Friday, June 21, 2013

Notetaking: Yesterday and today

Are you old enough to remember learning to "outline" as a child in English class?

As I scribbled notes for an article last week, I suddenly felt I'd never make sense of the fragments I jotted down.  I picked up the notes today and found I was right. My brain works better at laptop-speed. My notes are caotyred qyucjkyt, oops, that was supposed to be 'captured quickly,' make more sense, and are legible. If I failed at outlining in school, at least I excel at fast typing.

Yet before computers let our ideas fly with instant transfer from thought to document,  people sat with paper and pen and gave great thought to each word written. After all they could not highlight and delete a paragraph of longhand, so better preparation by outlining might have been the only way to organize the flow of words from mind to hand.

To my delight, I found Creative Nonfiction's weekly email led me to evidence of the very thing I was contemplating: notetaking.

Here, for example is Sylvia Plath's outline for The Bell Jar.

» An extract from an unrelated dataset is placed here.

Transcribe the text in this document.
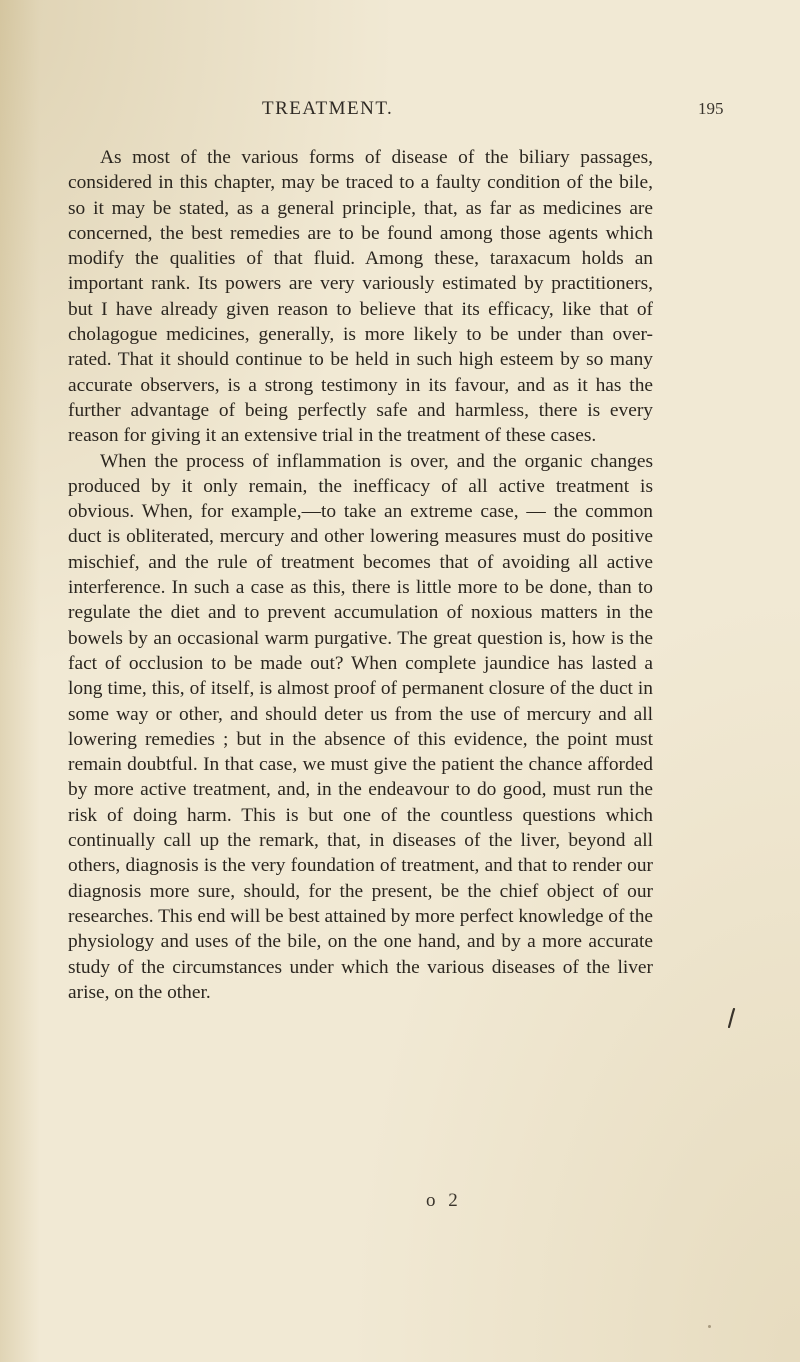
TREATMENT.	195

As most of the various forms of disease of the biliary passages, considered in this chapter, may be traced to a faulty condition of the bile, so it may be stated, as a general principle, that, as far as medicines are concerned, the best remedies are to be found among those agents which modify the qualities of that fluid. Among these, taraxacum holds an important rank. Its powers are very variously estimated by practitioners, but I have already given reason to believe that its efficacy, like that of cholagogue medicines, generally, is more likely to be under than over-rated. That it should continue to be held in such high esteem by so many accurate observers, is a strong testimony in its favour, and as it has the further advantage of being perfectly safe and harmless, there is every reason for giving it an extensive trial in the treatment of these cases.

When the process of inflammation is over, and the organic changes produced by it only remain, the inefficacy of all active treatment is obvious. When, for example,—to take an extreme case, — the common duct is obliterated, mercury and other lowering measures must do positive mischief, and the rule of treatment becomes that of avoiding all active interference. In such a case as this, there is little more to be done, than to regulate the diet and to prevent accumulation of noxious matters in the bowels by an occasional warm purgative. The great question is, how is the fact of occlusion to be made out? When complete jaundice has lasted a long time, this, of itself, is almost proof of permanent closure of the duct in some way or other, and should deter us from the use of mercury and all lowering remedies ; but in the absence of this evidence, the point must remain doubtful. In that case, we must give the patient the chance afforded by more active treatment, and, in the endeavour to do good, must run the risk of doing harm. This is but one of the countless questions which continually call up the remark, that, in diseases of the liver, beyond all others, diagnosis is the very foundation of treatment, and that to render our diagnosis more sure, should, for the present, be the chief object of our researches. This end will be best attained by more perfect knowledge of the physiology and uses of the bile, on the one hand, and by a more accurate study of the circumstances under which the various diseases of the liver arise, on the other.

o 2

This one-page outline is hard to read, but you can clearly see her math showing it would top out at 280 pages. Published in 1963, Wikipedia lists the book's published page count at 288. Isn't that impressive?

Okay, just one more -- J.K. Rowling's outline for Harry Potter and the Order of the Phoenix

You'll find these and a half-dozen more at FlavorWire here

Monday, June 17, 2013

The "slow" move to better online content

We've seen a resurgence and new respect for long-form journalism, after a few years of tweets and status updates that don't add anything lasting to our literary world. Now comes a call for "Slow Media." 

"Every person with an Internet connection now has a place to go to find news as it breaks. We are only just beginning, however, to realize the Internet’s power as a promoter of longform content, a recognition that is helping to drive the rise of micropublishing, a movement that emphasizes the quality of the publishing environment over timeliness, and one that eschews the primacy of the pageview. We are just starting to see the emergence of startup publications that are seeing opportunity beyond the blog format. Included among the most prominent proponents of the written form are Medium, Atavist, Byliner, Longform, and Longreads."

For us, it means more quality reading, more places to write, and an appreciation for our good writing.